Thursday, April 28, 2011
DMI Research Assisting Firefighters in Action
The growing Disaster Management Initiative (DMI) of Carnegie Mellon University's Silicon Valley campus (CMUSV) features a solutions-oriented approach, matching real problems encountered in disaster response with technology to develop solutions. The challenge of tracking firefighters in buildings, yet to be resolved, for example, has gained attention of DMI partners, including CMUSV researchers, NASA Ames experts, and professional firefighters, to name a few, who are combining expertise to address the issue.
While GPS information, transmitted by satellite, works fine outdoors, it cannot track location of personnel inside of a building. A firefighter who is hurt or needs assistance while inside a burning building may not be able to communicate their exact location to enable assistance. Recent technology advancements have brought the possibility of tracking closer to reality.
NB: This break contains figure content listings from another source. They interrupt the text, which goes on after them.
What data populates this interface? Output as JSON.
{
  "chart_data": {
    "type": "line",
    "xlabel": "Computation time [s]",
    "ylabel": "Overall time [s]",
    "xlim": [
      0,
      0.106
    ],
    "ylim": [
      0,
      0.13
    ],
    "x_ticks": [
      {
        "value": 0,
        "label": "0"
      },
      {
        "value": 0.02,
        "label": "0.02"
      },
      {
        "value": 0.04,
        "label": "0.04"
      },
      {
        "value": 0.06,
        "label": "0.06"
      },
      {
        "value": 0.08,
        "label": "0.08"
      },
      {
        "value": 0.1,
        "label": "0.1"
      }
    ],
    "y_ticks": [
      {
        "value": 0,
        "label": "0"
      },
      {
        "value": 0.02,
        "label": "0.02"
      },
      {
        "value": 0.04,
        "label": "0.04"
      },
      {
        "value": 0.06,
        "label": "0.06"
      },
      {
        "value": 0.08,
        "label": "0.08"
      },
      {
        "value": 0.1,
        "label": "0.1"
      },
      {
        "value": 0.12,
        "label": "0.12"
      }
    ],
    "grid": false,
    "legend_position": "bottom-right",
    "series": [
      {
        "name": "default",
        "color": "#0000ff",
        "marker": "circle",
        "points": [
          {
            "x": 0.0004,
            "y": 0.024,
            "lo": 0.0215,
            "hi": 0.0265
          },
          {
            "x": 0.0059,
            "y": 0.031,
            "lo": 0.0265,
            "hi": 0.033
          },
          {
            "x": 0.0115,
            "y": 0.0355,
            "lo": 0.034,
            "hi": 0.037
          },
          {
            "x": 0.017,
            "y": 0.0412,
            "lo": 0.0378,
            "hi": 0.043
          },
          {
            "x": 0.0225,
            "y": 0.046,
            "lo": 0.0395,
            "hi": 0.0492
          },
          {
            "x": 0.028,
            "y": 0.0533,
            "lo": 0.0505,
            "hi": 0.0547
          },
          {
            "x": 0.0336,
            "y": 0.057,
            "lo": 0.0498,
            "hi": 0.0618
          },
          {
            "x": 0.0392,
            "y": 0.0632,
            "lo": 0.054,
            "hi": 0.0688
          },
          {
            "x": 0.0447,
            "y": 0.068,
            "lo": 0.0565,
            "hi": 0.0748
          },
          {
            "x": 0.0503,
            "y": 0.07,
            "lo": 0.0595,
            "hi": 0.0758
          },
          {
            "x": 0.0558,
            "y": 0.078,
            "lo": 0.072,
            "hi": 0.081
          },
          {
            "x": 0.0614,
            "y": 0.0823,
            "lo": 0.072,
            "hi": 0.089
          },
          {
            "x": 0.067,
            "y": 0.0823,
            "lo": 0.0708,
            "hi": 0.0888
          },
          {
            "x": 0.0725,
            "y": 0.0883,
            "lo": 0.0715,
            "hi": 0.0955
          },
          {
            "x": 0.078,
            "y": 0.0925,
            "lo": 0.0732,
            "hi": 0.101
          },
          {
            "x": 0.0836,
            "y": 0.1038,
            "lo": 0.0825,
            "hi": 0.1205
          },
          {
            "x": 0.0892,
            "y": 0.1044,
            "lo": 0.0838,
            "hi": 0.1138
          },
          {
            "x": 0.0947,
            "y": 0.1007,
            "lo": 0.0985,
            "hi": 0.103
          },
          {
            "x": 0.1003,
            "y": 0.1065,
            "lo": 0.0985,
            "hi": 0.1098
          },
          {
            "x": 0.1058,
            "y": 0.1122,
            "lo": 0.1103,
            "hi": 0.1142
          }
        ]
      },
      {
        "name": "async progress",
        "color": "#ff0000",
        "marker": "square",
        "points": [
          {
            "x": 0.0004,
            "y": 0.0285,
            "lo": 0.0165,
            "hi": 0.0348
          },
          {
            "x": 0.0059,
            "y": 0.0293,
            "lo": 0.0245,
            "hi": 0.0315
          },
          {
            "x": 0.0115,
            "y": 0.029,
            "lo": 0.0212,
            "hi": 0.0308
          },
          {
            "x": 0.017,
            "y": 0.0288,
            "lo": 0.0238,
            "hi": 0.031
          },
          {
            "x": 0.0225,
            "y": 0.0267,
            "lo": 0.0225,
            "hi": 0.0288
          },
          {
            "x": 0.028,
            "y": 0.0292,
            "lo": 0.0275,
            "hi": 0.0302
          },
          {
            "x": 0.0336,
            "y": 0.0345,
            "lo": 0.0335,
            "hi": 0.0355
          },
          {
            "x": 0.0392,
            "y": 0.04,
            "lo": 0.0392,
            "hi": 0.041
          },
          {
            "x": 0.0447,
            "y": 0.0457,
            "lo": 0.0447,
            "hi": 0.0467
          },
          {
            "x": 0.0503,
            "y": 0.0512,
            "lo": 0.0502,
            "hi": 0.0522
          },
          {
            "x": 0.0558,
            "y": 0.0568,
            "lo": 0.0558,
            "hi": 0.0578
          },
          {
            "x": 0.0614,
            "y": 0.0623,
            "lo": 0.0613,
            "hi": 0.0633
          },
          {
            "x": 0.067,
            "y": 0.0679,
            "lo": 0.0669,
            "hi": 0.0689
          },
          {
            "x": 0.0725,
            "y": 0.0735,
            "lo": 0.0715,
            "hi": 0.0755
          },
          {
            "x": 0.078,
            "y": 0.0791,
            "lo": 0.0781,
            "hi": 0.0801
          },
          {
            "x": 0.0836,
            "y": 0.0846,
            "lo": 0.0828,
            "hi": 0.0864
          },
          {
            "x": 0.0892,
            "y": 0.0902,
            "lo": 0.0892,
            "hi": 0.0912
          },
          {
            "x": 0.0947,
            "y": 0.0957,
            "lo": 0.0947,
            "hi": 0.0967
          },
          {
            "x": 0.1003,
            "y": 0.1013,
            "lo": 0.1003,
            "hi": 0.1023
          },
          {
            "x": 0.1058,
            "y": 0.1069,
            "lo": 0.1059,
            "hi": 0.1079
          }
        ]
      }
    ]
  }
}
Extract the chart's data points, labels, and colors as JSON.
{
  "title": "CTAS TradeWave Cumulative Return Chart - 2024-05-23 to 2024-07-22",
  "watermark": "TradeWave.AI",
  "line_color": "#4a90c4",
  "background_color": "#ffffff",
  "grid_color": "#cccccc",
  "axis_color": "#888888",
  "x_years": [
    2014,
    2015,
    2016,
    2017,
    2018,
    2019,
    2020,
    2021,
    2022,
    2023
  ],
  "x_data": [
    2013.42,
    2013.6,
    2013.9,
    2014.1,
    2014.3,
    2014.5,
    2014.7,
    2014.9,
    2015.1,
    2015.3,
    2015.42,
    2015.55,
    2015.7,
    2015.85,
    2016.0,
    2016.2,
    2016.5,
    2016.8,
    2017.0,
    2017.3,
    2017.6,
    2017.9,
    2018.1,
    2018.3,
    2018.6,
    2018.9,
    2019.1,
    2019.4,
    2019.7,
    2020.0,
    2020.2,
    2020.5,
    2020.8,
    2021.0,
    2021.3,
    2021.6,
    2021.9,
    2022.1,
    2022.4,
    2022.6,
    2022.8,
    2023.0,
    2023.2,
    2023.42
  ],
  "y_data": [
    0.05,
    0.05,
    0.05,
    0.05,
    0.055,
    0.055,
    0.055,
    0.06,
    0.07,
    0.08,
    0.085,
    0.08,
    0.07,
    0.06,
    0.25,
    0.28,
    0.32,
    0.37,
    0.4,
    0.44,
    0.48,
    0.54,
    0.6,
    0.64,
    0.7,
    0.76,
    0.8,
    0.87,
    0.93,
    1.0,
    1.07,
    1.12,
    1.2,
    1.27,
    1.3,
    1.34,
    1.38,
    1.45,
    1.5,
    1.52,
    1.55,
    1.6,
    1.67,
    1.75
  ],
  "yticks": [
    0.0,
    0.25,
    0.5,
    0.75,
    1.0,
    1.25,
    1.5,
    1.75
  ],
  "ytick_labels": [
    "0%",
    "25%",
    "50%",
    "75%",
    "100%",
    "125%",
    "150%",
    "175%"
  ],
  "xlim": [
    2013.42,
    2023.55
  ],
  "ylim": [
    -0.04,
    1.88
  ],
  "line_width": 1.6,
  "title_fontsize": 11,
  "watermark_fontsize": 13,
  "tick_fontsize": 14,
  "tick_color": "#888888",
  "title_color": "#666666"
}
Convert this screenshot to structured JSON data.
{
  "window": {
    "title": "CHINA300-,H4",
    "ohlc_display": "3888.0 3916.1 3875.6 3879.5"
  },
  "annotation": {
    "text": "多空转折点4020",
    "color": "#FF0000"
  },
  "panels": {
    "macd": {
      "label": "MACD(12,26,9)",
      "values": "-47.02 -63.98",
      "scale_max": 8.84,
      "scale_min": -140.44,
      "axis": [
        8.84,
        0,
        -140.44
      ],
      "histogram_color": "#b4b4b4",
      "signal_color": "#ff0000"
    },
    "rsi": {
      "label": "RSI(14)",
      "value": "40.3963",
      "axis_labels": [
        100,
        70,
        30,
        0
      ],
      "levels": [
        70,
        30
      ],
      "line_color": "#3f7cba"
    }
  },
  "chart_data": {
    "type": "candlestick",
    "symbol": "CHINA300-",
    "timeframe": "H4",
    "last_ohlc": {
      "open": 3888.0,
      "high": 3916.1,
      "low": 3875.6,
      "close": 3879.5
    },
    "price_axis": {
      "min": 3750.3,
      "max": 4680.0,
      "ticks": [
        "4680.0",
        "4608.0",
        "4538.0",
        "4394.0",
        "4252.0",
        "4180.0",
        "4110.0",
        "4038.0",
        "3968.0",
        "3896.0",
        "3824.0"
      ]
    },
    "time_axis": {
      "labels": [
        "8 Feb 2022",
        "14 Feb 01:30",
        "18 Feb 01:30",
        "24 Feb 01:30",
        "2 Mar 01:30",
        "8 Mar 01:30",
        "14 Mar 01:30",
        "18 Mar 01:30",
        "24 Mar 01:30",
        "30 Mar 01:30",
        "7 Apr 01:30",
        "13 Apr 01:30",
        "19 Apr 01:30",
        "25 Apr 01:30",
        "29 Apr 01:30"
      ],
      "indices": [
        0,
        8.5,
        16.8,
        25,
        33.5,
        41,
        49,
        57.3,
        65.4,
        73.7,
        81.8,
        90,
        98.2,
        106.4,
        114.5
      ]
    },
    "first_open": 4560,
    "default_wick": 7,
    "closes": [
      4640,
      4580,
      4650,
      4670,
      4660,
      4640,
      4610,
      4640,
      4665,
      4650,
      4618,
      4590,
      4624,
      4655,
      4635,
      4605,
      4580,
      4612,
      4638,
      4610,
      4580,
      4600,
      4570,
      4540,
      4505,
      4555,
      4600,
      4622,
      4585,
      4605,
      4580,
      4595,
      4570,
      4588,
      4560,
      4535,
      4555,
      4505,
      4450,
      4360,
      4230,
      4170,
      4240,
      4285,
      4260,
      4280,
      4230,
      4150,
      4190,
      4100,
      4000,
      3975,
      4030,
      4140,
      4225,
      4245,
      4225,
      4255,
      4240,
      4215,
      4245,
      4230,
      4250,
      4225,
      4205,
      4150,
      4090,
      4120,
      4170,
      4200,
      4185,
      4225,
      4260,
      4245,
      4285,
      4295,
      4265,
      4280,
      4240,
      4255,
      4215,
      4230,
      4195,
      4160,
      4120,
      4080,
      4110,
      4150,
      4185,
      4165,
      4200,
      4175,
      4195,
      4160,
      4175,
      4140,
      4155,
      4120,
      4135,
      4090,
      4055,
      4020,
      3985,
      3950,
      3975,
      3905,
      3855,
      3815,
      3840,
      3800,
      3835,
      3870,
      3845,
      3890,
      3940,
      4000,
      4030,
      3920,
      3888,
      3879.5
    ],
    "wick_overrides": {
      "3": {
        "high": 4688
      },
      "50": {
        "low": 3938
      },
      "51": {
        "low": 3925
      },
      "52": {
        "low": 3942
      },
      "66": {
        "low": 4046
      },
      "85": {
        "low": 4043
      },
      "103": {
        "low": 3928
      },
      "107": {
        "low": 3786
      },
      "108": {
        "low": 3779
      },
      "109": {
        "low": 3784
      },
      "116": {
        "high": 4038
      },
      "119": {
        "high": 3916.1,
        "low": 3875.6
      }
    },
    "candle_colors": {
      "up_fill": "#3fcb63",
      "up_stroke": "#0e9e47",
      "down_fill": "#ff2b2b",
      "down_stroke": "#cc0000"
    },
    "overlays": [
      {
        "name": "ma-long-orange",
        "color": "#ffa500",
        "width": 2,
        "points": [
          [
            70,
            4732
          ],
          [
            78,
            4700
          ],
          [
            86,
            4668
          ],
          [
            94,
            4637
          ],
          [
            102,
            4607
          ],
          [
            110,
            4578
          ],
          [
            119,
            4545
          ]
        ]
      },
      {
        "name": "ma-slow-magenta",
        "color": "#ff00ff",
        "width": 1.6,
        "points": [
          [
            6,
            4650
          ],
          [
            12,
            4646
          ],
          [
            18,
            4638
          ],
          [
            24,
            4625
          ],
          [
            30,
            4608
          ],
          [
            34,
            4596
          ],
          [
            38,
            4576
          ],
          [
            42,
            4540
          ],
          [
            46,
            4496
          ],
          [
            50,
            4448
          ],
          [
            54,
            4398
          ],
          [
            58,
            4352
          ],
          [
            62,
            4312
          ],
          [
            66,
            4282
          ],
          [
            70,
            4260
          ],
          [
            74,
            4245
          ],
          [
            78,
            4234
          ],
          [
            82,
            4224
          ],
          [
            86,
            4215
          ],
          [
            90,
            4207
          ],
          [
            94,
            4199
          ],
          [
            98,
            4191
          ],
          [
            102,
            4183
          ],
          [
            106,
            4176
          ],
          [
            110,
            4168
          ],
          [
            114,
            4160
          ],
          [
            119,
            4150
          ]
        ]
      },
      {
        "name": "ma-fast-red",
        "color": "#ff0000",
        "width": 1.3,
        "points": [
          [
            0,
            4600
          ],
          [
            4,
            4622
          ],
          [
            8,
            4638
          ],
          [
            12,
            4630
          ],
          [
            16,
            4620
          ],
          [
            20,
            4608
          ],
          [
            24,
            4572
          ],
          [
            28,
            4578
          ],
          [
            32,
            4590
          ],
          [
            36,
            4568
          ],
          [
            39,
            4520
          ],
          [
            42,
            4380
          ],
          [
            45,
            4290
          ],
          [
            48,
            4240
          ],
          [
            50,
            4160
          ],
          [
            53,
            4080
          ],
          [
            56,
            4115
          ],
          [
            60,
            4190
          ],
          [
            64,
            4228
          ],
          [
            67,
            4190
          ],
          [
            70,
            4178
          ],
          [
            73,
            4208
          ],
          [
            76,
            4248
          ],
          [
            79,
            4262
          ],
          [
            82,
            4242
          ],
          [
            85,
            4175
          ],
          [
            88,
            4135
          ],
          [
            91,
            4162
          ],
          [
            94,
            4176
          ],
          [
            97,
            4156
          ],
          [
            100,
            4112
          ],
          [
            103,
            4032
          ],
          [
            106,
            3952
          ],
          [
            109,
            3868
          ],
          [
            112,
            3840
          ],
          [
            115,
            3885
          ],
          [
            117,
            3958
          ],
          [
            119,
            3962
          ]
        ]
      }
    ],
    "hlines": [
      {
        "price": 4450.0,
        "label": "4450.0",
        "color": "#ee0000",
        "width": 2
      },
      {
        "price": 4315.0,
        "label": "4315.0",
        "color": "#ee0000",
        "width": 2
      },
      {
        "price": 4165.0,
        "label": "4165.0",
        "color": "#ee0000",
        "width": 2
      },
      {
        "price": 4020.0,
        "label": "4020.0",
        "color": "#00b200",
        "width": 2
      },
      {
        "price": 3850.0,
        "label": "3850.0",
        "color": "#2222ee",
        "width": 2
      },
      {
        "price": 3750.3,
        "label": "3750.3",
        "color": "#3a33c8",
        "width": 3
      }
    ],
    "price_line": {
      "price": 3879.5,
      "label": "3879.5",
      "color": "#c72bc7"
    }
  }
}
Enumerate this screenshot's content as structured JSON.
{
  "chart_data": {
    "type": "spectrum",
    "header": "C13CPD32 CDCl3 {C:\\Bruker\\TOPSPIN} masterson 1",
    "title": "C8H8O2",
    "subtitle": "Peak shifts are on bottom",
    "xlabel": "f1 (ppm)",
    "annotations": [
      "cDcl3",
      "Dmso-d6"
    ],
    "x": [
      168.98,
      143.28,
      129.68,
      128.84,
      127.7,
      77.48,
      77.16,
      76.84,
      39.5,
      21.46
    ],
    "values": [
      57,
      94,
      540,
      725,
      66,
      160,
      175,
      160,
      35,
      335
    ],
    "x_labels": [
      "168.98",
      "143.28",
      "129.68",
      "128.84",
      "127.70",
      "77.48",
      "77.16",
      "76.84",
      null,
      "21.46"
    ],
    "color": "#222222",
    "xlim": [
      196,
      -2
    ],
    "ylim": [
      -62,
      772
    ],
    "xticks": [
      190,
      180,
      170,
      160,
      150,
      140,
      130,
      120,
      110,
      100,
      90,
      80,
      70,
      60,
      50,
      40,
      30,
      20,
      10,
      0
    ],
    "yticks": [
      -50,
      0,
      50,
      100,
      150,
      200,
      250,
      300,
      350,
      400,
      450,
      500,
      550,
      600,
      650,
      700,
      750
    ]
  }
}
Dr. Pei Zhang, Assistant Research Professor at CMUSV, is leading Ph.D. and undergraduate students in the research and development of a device that employs radio signals to create a virtual map. Their research is being conducted under the umbrella of the SensorFly project, which sends mini-helicopters inside of buildings, such as buildings devastated in an earthquake, to locate survivors. That research led to a need to know the location of the SensorFly devise.
By measuring the flight time of signals to the device and incorporating a compass to create signatures, the team can determine location inside of a building, even overcoming interference from obstacles such as metal and magnetic interference from steel beams and photocopy machines. “We are able to deploy the devices without prior infrastructure or setup,” says Dr. Zhang, “as soon as we enter a building with the device, we are able to follow the path of the person with the signal.”
Students recently ran a successful experiment in a supermarket, full of metal shelves, achieving tracking of indoor location within one meter of accuracy. The team hopes to run future experiments in cooperation with fire departments, so they can account for radio interference from ionized air created in a fire, as well as challenges due to smoke and other factors. The device will not only allow someone from the outside to find a firefighter in a building by following their trail, it also creates a map that will allow firefighters in the building to exit by the same route they entered—a novel advancement that can help save lives.
With the help of NASA-Ames experts, CMUSV researchers hope to take the technology another step further by monitoring physiology. NASA professionals are experts at tracking physiology remotely—they can monitor the heart rate of astronauts circling 220 miles above the earth at 17,500 miles per hour. The team at NASA-Ames is assisting development of a physio-monitor that can be worn by firefighters when they suit up. Such a monitor could alert a firefighter or their supervisor if their blood pressure level rises dangerously high.
Other new technology being developed to help firefighters includes real time video streaming. By placing a mi-fi/wi-fi card enabled webcam on a firefighter’s helmet, everything a firefighter sees and hears can be transmitted to the chief or other personnel outside of the building in real time. Recent technology developments make this scenario both feasible and affordable.
DMI meetings have brought together a cross-section of leaders in disaster management and response, including fire personnel from several fire departments. Participation and collaboration of professional firefighters enables researchers to not only design a realistic solution, it also creates a vital connection that will enable testing of solutions.